I'm particularly fond of the “Accommodation in Britain” section because, along with a list of green-accredited hotels and establishments where Fido is welcome, there are five sections of budget accommodations including self-catering homes and apartments.
After you've perused the valuable information, studied the suggested activities, and plotted your visit, you can buy whatever you need—from the Oyster Card for public transportation to the London Sightseeing Pass—on the site.
But if you're still pondering the possibilities and want more information, or, perhaps, a more personal point of view, go to the excellent site Been There, Done That. The mission of this unofficial guide to England, Scotland and Wales, is to provide, “An illustrated travel guide to Great Britain, based on personal experience of the locations, with pictures of mountains, moorlands, quaint villages, pastoral landscapes, historic buildings over 1000 years old, the coast, steam railways, flowers, fossils and much more.”

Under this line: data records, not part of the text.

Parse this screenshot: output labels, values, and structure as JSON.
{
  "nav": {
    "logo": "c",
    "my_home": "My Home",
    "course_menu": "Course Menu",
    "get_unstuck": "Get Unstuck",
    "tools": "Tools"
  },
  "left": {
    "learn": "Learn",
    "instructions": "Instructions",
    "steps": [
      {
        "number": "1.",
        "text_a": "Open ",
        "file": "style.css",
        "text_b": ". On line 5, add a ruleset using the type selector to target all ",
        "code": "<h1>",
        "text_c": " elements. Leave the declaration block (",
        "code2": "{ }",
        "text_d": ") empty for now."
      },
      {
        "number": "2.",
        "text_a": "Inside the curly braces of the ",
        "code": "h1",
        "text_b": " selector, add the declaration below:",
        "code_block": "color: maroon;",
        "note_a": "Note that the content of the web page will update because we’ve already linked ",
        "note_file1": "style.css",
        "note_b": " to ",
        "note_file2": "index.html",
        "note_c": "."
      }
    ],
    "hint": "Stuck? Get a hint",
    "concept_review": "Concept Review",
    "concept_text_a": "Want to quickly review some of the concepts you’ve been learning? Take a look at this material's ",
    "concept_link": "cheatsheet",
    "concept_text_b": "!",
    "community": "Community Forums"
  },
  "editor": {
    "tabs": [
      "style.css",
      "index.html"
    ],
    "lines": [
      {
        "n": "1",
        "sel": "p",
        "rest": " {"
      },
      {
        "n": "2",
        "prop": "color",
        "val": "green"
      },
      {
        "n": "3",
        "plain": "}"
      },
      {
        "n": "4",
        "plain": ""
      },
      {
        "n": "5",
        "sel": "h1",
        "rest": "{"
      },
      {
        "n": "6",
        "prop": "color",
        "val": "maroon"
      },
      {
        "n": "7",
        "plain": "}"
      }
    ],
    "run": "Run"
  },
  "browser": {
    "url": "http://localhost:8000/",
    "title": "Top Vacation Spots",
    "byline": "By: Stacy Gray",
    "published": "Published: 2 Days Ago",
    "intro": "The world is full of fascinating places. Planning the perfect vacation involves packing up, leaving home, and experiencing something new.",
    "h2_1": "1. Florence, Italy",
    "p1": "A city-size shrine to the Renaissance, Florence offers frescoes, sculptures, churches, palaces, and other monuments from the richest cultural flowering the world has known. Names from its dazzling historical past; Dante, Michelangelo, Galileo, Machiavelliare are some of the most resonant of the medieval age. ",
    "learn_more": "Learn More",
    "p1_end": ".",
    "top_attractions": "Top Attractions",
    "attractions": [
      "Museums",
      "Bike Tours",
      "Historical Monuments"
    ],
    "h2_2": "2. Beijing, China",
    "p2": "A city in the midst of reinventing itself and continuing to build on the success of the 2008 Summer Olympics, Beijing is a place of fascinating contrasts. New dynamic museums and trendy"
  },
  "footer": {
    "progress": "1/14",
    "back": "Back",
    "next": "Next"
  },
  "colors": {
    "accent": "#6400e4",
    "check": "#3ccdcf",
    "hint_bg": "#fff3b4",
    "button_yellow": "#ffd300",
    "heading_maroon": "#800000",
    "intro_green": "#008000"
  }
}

There's a forum where you can pose your questions, accommodation reviews based on the authors' personal experiences, and a blog where various aspects of Britain are discussed. Be sure to click on “Links” for a thorough list of accommodations, pub guides, maps and several more noteworthy references.
So, Anglophiles, get busy and warm up that computer. The Internet is ready to give you all the information you need to plan your next trip to the United Kingdom. You may not be climbing aboard the London Eye tomorrow, but these two websites will prepare you to do just that and explore all of the UK whenever you're ready!